La deuxième partie de l’engagement du Canada pour les doses attendues soulève aussi des questions. En plus des 37,3 millions de doses provenant de ses contrats bilatéraux, le Canada s’est engagé à ne pas accepter les 13 millions de doses (AstraZeneca, J&J et Novavax) accordées par le COVAX. Soyons clairs : le Canada était dans son plein droit de recevoir ces doses en tant que participant au COVAX, et ce, malgré le fait qu’il contournait simultanément le mécanisme international en signant ses propres ententes bilatérales. En ajoutant ces 13 millions de doses aux 37,7 millions de doses issues des contrats bilatéraux, on obtient 50,7 millions de doses « en nature ». L’état de livraison de ces doses reste toutefois incertain. Le Canada n’a fourni aucune mise à jour à cet égard, et on ne sait pas comment ni même si le Canada sera en mesure de démontrer que ces doses ne sont plus en attente.
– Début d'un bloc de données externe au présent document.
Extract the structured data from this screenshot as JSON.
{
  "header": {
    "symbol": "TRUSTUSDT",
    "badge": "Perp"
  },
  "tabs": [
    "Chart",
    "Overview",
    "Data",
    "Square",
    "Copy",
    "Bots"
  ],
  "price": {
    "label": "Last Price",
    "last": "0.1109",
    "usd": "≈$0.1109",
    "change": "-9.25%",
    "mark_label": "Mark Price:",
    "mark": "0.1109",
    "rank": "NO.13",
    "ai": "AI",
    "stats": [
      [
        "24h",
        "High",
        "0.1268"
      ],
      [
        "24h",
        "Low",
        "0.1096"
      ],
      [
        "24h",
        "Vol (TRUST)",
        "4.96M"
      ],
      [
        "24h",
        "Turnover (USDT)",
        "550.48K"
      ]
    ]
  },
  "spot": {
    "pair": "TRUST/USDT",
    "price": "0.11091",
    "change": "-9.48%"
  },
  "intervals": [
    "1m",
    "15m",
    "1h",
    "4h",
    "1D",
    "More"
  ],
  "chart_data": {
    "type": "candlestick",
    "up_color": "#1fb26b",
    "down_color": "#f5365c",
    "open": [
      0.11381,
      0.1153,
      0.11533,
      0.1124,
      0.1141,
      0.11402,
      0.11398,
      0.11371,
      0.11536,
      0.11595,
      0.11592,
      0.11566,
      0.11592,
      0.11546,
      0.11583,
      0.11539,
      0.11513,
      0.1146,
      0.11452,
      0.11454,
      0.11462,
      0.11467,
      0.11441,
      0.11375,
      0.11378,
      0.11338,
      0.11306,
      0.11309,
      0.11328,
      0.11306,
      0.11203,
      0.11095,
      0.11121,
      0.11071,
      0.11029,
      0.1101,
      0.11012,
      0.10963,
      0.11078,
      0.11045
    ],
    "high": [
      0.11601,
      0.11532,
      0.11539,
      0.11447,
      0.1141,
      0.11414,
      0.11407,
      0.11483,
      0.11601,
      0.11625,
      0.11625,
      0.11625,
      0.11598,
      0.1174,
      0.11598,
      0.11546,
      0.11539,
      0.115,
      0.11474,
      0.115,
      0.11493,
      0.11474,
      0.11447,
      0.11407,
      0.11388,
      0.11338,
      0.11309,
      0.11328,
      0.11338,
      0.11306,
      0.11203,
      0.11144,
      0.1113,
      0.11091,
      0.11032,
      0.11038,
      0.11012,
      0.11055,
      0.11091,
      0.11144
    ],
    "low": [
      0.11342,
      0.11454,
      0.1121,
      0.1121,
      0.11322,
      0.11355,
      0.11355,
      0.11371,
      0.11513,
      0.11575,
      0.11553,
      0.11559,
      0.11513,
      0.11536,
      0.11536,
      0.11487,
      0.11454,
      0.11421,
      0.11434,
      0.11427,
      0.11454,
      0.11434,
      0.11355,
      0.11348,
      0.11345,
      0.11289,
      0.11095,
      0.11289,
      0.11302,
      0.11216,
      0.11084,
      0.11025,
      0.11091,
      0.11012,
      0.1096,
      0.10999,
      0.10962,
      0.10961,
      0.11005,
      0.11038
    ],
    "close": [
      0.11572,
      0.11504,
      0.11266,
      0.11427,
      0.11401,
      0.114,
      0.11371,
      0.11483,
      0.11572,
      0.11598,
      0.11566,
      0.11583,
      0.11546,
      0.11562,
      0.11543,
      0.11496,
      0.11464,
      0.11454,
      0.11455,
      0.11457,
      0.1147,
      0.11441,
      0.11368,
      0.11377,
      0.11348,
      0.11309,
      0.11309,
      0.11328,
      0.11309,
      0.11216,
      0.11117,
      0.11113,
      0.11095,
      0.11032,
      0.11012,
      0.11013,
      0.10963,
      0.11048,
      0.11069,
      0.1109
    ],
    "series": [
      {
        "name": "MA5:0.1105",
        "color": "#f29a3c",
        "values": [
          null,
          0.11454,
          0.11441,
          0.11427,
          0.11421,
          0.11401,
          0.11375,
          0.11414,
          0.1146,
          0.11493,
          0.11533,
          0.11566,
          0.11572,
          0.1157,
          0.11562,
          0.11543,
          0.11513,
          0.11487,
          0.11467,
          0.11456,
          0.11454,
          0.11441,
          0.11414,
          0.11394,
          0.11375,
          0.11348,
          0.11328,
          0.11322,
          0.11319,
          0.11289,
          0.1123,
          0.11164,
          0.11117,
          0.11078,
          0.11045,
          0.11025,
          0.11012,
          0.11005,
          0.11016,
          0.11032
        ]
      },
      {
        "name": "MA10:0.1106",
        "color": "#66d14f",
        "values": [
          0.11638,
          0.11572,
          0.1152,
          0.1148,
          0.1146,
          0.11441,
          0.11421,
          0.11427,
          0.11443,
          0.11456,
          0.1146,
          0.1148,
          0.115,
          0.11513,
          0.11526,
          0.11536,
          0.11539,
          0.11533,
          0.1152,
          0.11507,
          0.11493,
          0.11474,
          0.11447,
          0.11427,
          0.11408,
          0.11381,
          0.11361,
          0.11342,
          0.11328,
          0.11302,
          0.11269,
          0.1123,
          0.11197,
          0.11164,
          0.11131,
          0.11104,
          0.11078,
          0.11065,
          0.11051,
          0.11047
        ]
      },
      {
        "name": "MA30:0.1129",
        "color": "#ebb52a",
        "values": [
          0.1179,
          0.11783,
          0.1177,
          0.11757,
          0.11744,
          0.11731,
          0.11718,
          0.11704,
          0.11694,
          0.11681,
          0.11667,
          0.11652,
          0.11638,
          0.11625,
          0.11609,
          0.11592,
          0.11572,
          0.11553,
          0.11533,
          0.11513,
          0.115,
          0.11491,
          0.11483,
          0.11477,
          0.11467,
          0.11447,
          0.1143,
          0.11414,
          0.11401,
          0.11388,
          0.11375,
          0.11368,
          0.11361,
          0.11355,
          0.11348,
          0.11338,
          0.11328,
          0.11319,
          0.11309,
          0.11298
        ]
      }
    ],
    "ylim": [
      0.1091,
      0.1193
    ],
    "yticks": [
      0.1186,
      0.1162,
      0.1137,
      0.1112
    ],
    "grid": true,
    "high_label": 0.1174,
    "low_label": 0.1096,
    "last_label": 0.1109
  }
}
La transparence et la reddition de comptes se font encore plus rares que les vaccins eux-mêmes.

Des points d’interrogation demeurent en ce qui a trait aux 149,3 millions de doses restantes que prévoit l’engagement de 200 millions de doses du Canada, qui prend actuellement la forme de soutien financier plutôt que de dons de doses. Rappelons ici qu’un don financier pour acheter des doses exige que des doses soient disponibles à l’achat et, par conséquent, à la livraison. Ici, la transparence et la reddition de comptes se font encore plus rares que les vaccins eux-mêmes. Au cours des dernières semaines, le Canada a affirmé avoir effectivement accordé des fonds permettant l’achat de 87 millions de doses. Ce nombre mérite d’être examiné plus attentivement. Des questions fondamentales restent sans réponse : avant même de se demander quand et où les doses ont été livrées, il faudrait savoir quelles doses et à quel prix. De même, les 87 millions de doses ont-elles été véritablement achetées, ou est-ce que le Canada a simplement versé une somme d’argent liée à un vaccin particulier à un prix particulier, que ce vaccin soit disponible ou non? En fait, le nombre de 87 millions pourrait bien être largement arbitraire; curieusement, il s’agit du même nombre qui se trouve dans l’engagement du Canada au G7, apparemment obtenu en prenant l’engagement cible de 100 millions de doses et en soustrayant les 13 millions de doses du COVAX qui ont été refusées, comme je le mentionnais plus haut. Ce chiffre de 87 millions de doses est d’autant plus arbitraire qu’il semble être constitué des contributions financières préexistantes du Canada au COVAX, plutôt que refléter une somme ciblée destinée à acquérir un nombre spécifique de doses.

BESOIN DE TRANSPARENCE

Tout aussi arbitraire est le fait que ce chiffre de 87 millions de doses est lié à un prix de 545 millions de dollars. La liste des contributions financières du Canada au COVAX comprend en effet 545 millions de dollars « pour soutenir l’approvisionnement, la distribution et la livraison des vaccins contre la COVID-19 ». Cependant, l’ajout des mots après « approvisionnement » sous-entend que nous ne pouvons pas simplement diviser 545 millions de dollars par 87 millions et faire une estimation du coût payé pour le vaccin. En effet, le Canada a indiqué que ces coûts associés – qui s’ajoutent au coût d’achat du vaccin – pourraient s’élever à environ 5 $ par vaccin; si tel est le cas, il est peu probable que les 545 millions de dollars couvrent tous ces éléments.

Le Canada est loin de respecter son engagement envers le COVAX.

La transparence et par conséquent, la reddition de comptes, sont des éléments essentiels de la réponse du Canada à la pandémie mondiale. Elles doivent être établies avant même que des prévisions sur le moment et l’endroit des livraisons de doses soient faites, ce dont les pays bénéficiaires ont désespérément besoin pour planifier efficacement les campagnes de vaccination. Les chiffres actuellement publiés suggèrent que le Canada est loin de respecter son engagement envers le COVAX. Sans contester le fait que le Canada a contribué financièrement pour compenser, on peut à juste titre se demander dans quelle mesure ces contributions se sont concrètement traduites en doses administrées. Alors que certaines informations demeurent inaccessibles au public, il serait extrêmement bien vu que le gouvernement du Canada réfute ou corrige n’importe lequel des chiffres énumérés dans le présent article. Nous vous demandons de nous montrer simplement ce qui a été fait.